Contas feitas pela tutela, foram realizados, em média, cerca de 64.000 testes por dia até ao dia 26 de julho de 2021, o que corresponde ao valor mais elevado desde março de 2020.

“Em 2021, foram realizados, até ao momento, mais de 60% da totalidade dos testes de diagnóstico desde o início da pandemia, com os meses de abril, maio, junho e julho (até 26 de julho) a concentrarem cerca de 40% do número total”, lê-se no comunicado divulgado pelas autoridades de saúde.

Entre os dias 1 e 26 de julho, realizaram-se por cá cerca de 1,66 milhões de testes de diagnóstico, incluindo mais de 740 mil Testes Rápidos de Antigénio (TRAg) de uso profissional, números nos quais não se incluem os autotestes.

Onde foram feitos e quais são

Mais de três em cada dez testes realizados (32,2%) desde o início da pandemia foram feitos no Serviço Nacional de Saúde, 58,5% nos privados e 9,3% na academia/outros. 
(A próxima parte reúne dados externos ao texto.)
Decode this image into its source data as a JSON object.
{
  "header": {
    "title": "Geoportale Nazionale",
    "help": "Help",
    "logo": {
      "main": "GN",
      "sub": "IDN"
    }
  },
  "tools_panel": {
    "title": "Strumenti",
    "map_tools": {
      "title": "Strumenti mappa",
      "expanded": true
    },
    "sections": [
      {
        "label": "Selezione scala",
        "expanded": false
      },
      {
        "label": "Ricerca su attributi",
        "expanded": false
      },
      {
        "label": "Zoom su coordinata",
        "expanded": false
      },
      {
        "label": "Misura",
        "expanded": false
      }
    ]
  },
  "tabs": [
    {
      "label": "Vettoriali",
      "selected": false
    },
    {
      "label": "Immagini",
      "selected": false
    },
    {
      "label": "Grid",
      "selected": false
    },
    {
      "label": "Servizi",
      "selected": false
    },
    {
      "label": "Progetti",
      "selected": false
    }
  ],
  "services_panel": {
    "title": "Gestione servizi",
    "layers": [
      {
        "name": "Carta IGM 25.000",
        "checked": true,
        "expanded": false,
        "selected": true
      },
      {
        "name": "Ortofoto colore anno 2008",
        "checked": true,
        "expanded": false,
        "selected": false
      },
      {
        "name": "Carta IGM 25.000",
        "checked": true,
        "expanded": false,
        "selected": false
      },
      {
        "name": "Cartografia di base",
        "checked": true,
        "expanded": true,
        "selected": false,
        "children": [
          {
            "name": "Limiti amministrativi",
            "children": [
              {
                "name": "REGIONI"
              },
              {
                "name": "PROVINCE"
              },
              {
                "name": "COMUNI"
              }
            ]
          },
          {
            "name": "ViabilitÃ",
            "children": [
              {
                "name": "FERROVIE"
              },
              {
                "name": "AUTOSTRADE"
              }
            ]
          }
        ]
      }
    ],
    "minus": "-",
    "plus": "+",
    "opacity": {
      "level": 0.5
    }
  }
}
No que diz respeito ao tipo de testes, realizaram-se cerca de 11,9 milhões de RT-PCR e aproximadamente 3,1 milhões de TRAg de uso profissional.

“Este aumento da testagem em Portugal assenta no plano de promoção da operacionalização da estratégia de testagem em Portugal que tem três eixos de intervenção: testagem dirigida, testagem programada e testagem generalizada.”

Comparticipação dos testes até ao fim de agosto

Foi ainda anunciado que a comparticipação a 100% dos testes rápidos de antigénio (TRAg), que vigorava até ao fim de julho, é alargada até 31 de agosto.

De acordo com uma portaria publicada hoje em Diário da República, 10 euros é o preço máximo para efeitos de comparticipação, existindo uma comparticipação no número de testes comparticipados, que não podem ser mais de quatro por utente por mês.

A comparticipação não se aplica aos utentes que têm o certificado de vacinação (que ateste o esquema vacinal completo há pelo menos 14 dias) ou o certificado de recuperação, nem aos menores de 12 anos.